According to a witness, the airplane was flying east of the airport when he heard the "engine start missing and [the] power go away. Then [the] power came back again." The aircraft entered downwind and the "engine went away again." After the aircraft turned final approach, "the engine barely came back and then no engine noise at all." Witnesses reported that when they arrived at the crash site there was no smell of fuel.

Examination of the airplane at the crash site by the FAA inspector revealed that the airplane came to rest upright .2 miles from the approach end of Eagle Air Park Airport's runway 11. Examination of the airplane's fuel system revealed no apparent signs of rupture or lack of integrity, and there was no fuel in the fuel tank. The airplane sustained structural damage to the left wing and empennage, and the main landing gear were separated from the fuselage. The airplane's engine was partially separated from the fuselage.

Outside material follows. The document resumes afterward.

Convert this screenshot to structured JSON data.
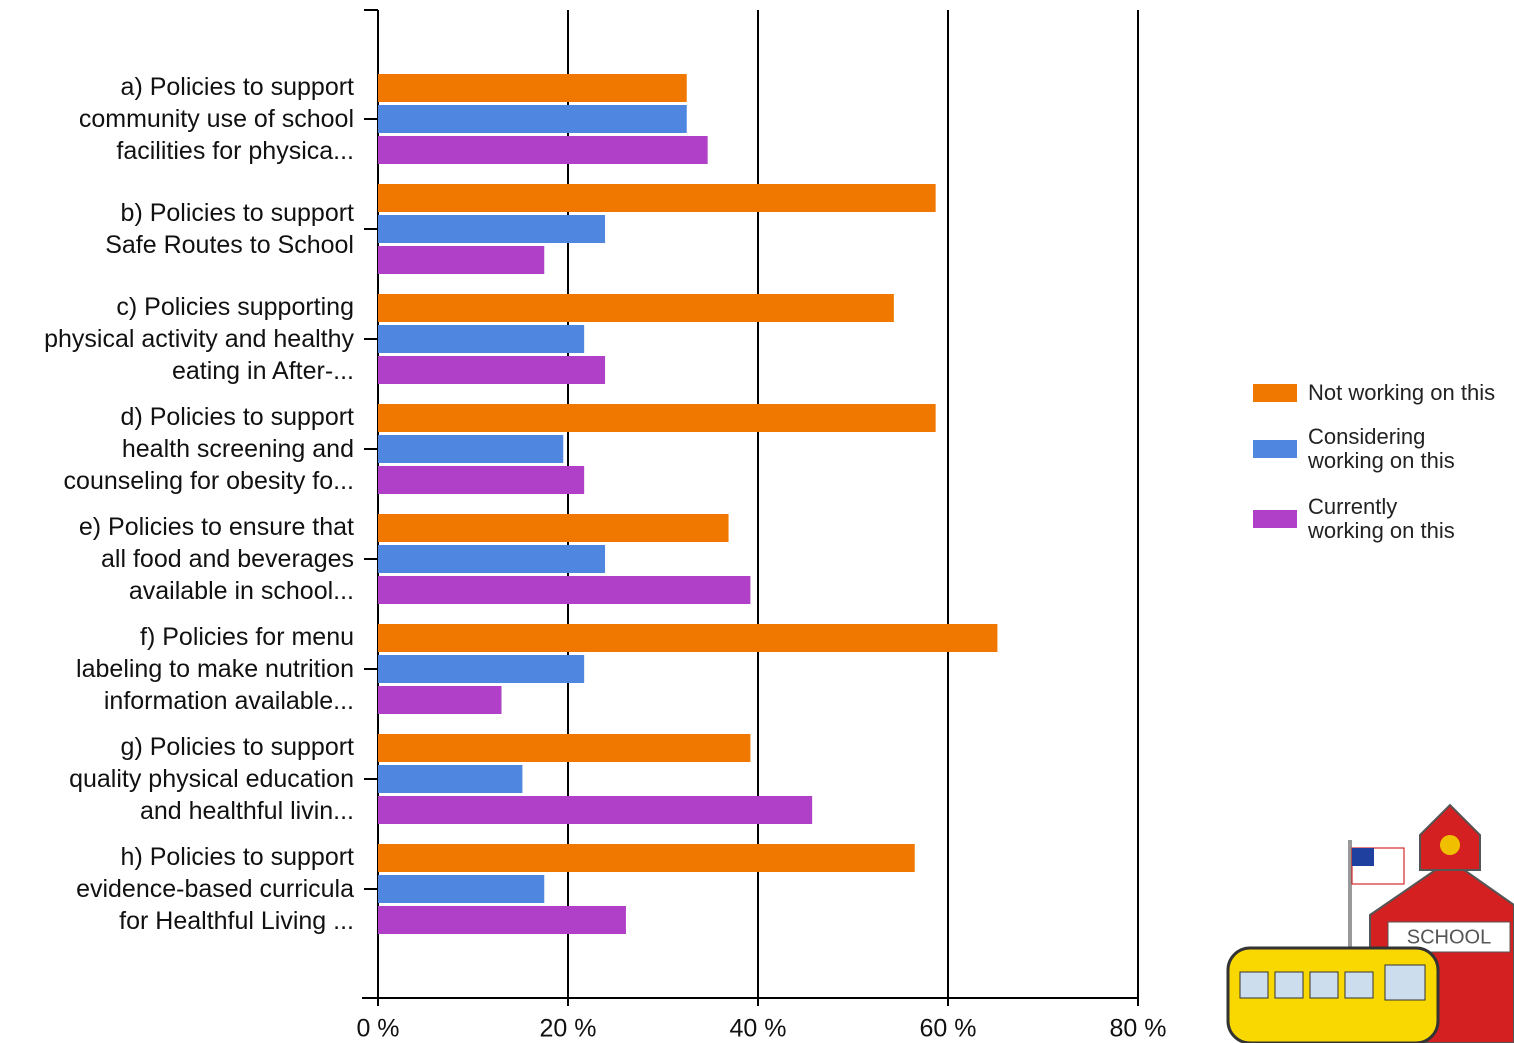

Another FAA inspector examined the airplane after it was moved to a hangar. When the FAA inspector pumped the wobble pump, he could smell fuel; however, he could not see where the fuel was coming from due to the location of the wobble pump and its fuel hoses.

The pilot reported to the investigator-in-charge that he examined the airplane's fuel system and found one of the hoses that was connected to the wobble pump, which was located under the pilot's seat, had been leaking fuel at its clamp. He also found fuel stains on the fabric aft of the wobble pump.